The 11th Circuit is generally known as a constitutionally protective circuit. Not lately.

Aside from its reversal in Johnson v. Tampa Bay Sports Authority, it recently issued a horrifying decision in Daytona Grand v. City of Daytona Beach.

I can’t write too much about this case at this time, but, lets just hit the key bunk elements of this case:

  1. The First Amendment requires that a certain percentage of the land in a municipality must be available for use by adult entertainment establishments. However, the 11th held that if there was one single tract of undeveloped property, and the owner had no intention of selling or leasing, that didn’t matter — it was still “available.”
  2. If you open an adult entertainment establishment in violation of a clearly unconstitutional law, you get no grandfathering rights under Florida law.

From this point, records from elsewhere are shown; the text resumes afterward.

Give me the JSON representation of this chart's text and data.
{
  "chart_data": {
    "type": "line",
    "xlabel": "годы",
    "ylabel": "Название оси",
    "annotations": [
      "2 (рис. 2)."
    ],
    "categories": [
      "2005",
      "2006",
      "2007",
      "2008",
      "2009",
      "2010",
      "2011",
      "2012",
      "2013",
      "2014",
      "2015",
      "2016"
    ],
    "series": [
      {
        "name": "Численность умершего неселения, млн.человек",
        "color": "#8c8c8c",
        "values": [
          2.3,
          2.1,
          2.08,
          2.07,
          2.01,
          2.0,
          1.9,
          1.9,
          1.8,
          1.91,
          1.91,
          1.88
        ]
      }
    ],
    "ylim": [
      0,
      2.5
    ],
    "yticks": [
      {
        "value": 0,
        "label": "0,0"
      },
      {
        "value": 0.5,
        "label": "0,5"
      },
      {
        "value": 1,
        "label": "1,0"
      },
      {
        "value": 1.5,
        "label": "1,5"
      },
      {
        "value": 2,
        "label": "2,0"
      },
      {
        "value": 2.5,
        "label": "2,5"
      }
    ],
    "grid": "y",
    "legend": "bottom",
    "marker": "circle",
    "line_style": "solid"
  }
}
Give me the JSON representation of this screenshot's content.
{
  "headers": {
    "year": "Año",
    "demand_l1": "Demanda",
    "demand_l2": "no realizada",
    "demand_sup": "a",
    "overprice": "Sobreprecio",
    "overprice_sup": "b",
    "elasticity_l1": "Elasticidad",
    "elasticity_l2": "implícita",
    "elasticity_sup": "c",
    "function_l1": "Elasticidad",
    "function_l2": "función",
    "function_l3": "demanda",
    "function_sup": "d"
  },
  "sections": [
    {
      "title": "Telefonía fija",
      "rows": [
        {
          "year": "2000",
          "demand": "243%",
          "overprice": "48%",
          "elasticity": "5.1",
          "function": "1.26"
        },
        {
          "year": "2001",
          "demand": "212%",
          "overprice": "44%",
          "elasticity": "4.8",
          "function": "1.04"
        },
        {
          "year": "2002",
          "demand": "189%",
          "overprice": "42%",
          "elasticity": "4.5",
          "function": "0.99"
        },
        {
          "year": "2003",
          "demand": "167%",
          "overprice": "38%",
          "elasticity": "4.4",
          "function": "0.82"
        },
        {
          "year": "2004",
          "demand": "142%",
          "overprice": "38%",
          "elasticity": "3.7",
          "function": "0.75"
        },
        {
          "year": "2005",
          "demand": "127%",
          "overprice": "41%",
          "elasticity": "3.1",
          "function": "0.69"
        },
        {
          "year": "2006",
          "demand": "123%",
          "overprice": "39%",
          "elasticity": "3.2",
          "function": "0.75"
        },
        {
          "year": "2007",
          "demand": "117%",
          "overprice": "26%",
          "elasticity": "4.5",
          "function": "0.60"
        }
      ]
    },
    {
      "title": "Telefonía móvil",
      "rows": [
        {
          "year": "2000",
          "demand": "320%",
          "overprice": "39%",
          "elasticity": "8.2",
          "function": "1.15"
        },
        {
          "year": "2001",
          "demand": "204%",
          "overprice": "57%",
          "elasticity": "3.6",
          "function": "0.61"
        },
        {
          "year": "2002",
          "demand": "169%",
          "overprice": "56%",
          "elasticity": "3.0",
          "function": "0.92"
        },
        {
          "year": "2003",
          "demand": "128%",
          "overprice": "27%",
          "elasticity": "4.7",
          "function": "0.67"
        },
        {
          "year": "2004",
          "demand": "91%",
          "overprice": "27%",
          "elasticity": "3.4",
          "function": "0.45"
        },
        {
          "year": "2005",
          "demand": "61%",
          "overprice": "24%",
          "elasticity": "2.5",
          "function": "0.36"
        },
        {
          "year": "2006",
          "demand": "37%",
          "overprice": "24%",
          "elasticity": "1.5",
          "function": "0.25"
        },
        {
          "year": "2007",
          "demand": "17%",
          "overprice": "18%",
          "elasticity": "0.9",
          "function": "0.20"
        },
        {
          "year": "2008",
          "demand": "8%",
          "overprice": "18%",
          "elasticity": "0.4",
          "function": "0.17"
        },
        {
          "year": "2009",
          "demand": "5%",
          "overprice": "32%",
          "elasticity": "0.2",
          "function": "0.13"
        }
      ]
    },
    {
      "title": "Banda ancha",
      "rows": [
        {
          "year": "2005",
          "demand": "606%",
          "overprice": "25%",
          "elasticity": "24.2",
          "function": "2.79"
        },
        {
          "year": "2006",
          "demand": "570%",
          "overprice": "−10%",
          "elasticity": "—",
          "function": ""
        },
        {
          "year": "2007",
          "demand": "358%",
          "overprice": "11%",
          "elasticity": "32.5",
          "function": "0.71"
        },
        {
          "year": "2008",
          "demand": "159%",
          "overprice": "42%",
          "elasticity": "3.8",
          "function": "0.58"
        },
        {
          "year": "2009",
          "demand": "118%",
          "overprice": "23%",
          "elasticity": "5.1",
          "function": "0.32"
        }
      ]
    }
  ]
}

What does that mean? Any idiot-governed community in the confederacy can simply pass an unconstitutional adult entertainment ordinance, and this acts as a legal moratorium on any new businesses.
  3. Despite the fact that Alameda Books requires a city to rely on good data in order to support an adult entertainment ordinance, the 11th rendered that decision meaningless by holding that the city can rely on anecdotal data.
  4. Despite reams of authority to the contrary, the 11th held that the city could require more covering than pasties and G-strings in an adult entertainment club.

I really don’t know what has happened to our 11th Circuit. It looks like someone got drunk, grabbed the keys to the car, and just yanked the steering wheel to the right.

At least when the 11th decides to sodomize the constitution, it doesn’t do it half-assed.